Today I watched a Malayalam movie called Koode by Anjali Menon. A very beautiful movie and in that there is a character called Jenny. And Jenny is the life of the movie. She tells a very poignant dialogue. She says you can act only in two ways. One duty, other love. If you are doing something out of love it is simple. But if you are doing something as duty it is complicated. It is like telling yourself you have to do this because you are supposed to do this.
Actually this dialogue really made me think about BP, Pooja's diary and then pen my thoughts on the same. Sakshi says after the abortion Pooja's love for Adi died and she did only duty. Was it really. Have she ever loved him. Or she was dutiful towards him.

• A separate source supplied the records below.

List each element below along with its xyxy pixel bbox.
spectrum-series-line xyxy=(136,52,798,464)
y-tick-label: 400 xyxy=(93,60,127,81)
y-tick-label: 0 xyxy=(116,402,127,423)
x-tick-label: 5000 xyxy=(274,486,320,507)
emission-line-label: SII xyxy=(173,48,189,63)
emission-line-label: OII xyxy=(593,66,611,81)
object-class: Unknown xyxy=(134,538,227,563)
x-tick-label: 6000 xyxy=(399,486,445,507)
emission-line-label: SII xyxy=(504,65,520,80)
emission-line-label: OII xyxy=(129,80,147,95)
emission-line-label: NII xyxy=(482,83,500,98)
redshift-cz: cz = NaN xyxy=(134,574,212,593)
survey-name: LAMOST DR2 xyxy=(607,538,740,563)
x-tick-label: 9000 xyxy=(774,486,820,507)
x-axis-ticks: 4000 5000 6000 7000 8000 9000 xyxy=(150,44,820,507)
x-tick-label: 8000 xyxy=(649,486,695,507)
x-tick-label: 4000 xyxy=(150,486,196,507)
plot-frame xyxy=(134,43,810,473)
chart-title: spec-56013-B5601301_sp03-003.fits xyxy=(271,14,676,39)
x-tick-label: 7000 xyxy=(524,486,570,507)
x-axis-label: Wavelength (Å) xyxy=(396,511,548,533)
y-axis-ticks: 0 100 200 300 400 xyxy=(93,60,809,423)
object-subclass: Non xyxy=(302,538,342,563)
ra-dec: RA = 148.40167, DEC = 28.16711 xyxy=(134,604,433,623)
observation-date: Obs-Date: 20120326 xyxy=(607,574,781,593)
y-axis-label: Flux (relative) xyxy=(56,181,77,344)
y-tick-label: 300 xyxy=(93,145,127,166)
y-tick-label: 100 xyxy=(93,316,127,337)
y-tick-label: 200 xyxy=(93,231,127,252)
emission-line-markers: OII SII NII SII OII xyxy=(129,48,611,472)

Dutiful as a friend, dutiful as a wife. Same with Yash. Did he love his mom, sis or Zoya or was dutiful towards them.
Do you know what is the problem with dutiful. It follows a checklist, someone has set at some point of time. May not be relevant to today's times. But then to perceive yourself good in front of the society you follow the checklist, burning yourself. Pooja followed the checklist of being a friend and wife. Doing homework, leaving her ambition to be with adi in the same college, not working and taking care of him. In that way she was doing things some of which she didnt wanted to do, but the checklist of a friend or wife demanded she do. Same with Yash, there were things he didnt wanted to do, but the checklist of being a good son, brother, husband demanded he do. They were burnt out and took their anguish outside which resulted in the break up of the marriage.
Now love. Love doesnt have a template. it doesnt follow any checklist. And when i say that I am not limited love to the romantic relationship, I am talking about love in all forms. Love finds way, when there seems no way, love take trouble as if it doesnt matter, love gives happily because that is what you feel like giving. And Adiya from day one has loved. Unconventionally. Zoya leaving her parents for yash was her love, that imperfect heart was her love. The 5 crore Adi gave to Pooja was his love, the special salwar he stitched for her was his love, the holiday he planned for her was love. The fact that he wanted her to do art exhibitions across the country was his love. But then that love didnt follow the checklist of how a husband should be. The duty bound Pooja and Yash who followed the checklist for playing their roles didnt understand love is beyond those checklist.
And why Adiya understand is that they dont folllow checklist. With a call Aditya, Zoya made Adi drive the car again. That's love. He made her stand in front of the world and claim the award, that is love, the most beautiful transformational power of love. Zoya walked to Aditya with the pregnancy report, she worried for him the whole night that is love. He gave statement proving Yash innocent that's love and even bringing that ring to Zoya was love. He didnt regret doing anything for Zoya, she didnt regret doing anything for him. Even she didnt regret her marriage with Yash and took the learnings and made him not regret his marriage to Pooja. That's love.
Love is beyond duty, but since love cannot be seen but only felt only people who have loved understand love when they see it. Duty can be seen, love only felt. But does that mean you need not be dutiful. No. Life is somewhere between duty and love. It needs to be balanced out. You have to know the checklist. But time and circumstance decide whether you follow the checklist or you follow your heart. And let the duty never burn you, and let your love doesnt burn others. Learn to manage duty and love.